この絵は、家族が水田に並び、苗を手にして田植えをしている昭和の農作業の情景です。青空と水面の明るさ、家族で同じ作業を進める穏やかな一体感を意識して仕上げるのがポイントです。まずは空と水面に薄い水色を軽く入れ、田植えをする人物と苗が自然に目立つように少し濃く塗りましょう。苗は若草色や緑、畦道は茶色、手ぬぐいや衣服の一部は赤や紺、背景の家や木々は灰色や深緑を組み合わせると、全体の雰囲気がまとまりやすくなります。

塗る順番は、背景、地面や建物、植物や小物、人物や中心になる部分の順がおすすめです。水田は一面を濃く塗らず、空の色を映すように薄い青を広く使い、雲や水の光を白く残すと涼しげに見えます。苗は根元を少し濃く、先を明るくすると、植えたばかりの瑞々しさが出ます。影は黒ではなく青灰色や深緑を使うと、色が濁らず落ち着いた仕上がりになります。
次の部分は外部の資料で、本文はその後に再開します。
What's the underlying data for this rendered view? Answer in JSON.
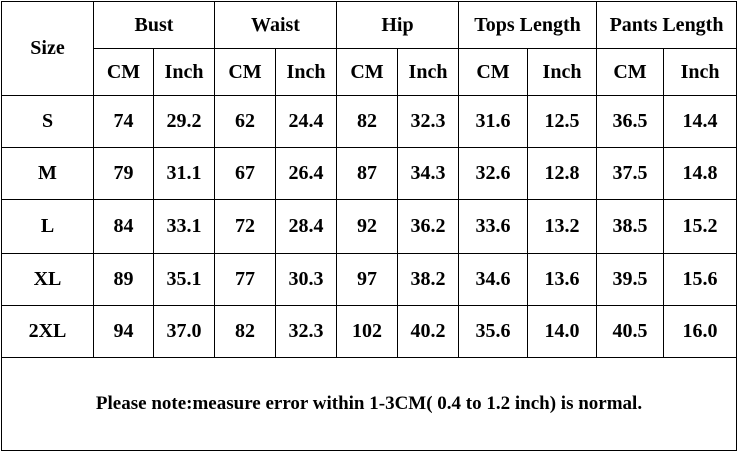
{
  "table": {
    "header": [
      "Size",
      "Bust",
      "Waist",
      "Hip",
      "Tops Length",
      "Pants Length"
    ],
    "subheader": [
      "CM",
      "Inch",
      "CM",
      "Inch",
      "CM",
      "Inch",
      "CM",
      "Inch",
      "CM",
      "Inch"
    ],
    "rows": [
      [
        "S",
        "74",
        "29.2",
        "62",
        "24.4",
        "82",
        "32.3",
        "31.6",
        "12.5",
        "36.5",
        "14.4"
      ],
      [
        "M",
        "79",
        "31.1",
        "67",
        "26.4",
        "87",
        "34.3",
        "32.6",
        "12.8",
        "37.5",
        "14.8"
      ],
      [
        "L",
        "84",
        "33.1",
        "72",
        "28.4",
        "92",
        "36.2",
        "33.6",
        "13.2",
        "38.5",
        "15.2"
      ],
      [
        "XL",
        "89",
        "35.1",
        "77",
        "30.3",
        "97",
        "38.2",
        "34.6",
        "13.6",
        "39.5",
        "15.6"
      ],
      [
        "2XL",
        "94",
        "37.0",
        "82",
        "32.3",
        "102",
        "40.2",
        "35.6",
        "14.0",
        "40.5",
        "16.0"
      ]
    ],
    "note": "Please note:measure error within 1-3CM( 0.4 to 1.2 inch) is normal."
  }
}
手前はややはっきり、奥は少し薄くすると、細かい絵でも見やすくまとまります。

注意点は、水面や空を濃く塗りすぎて、田植えの人物や苗の細かな動きが見えにくくなることです。やさしい仕上がりにするには、輪郭線の内側までびっしり塗らず、明るい部分を少し残すと効果的です。最後に水面の反射、赤い手ぬぐい、苗の先端の明るさを軽く足すと、テーマらしさと完成度が上がります。色鉛筆の場合は力を入れすぎず、薄い色を二回、三回と重ねると失敗しにくいです。完成間近に少し離れて見直し、一番見せたい部分が自然に目に入るか確認してください。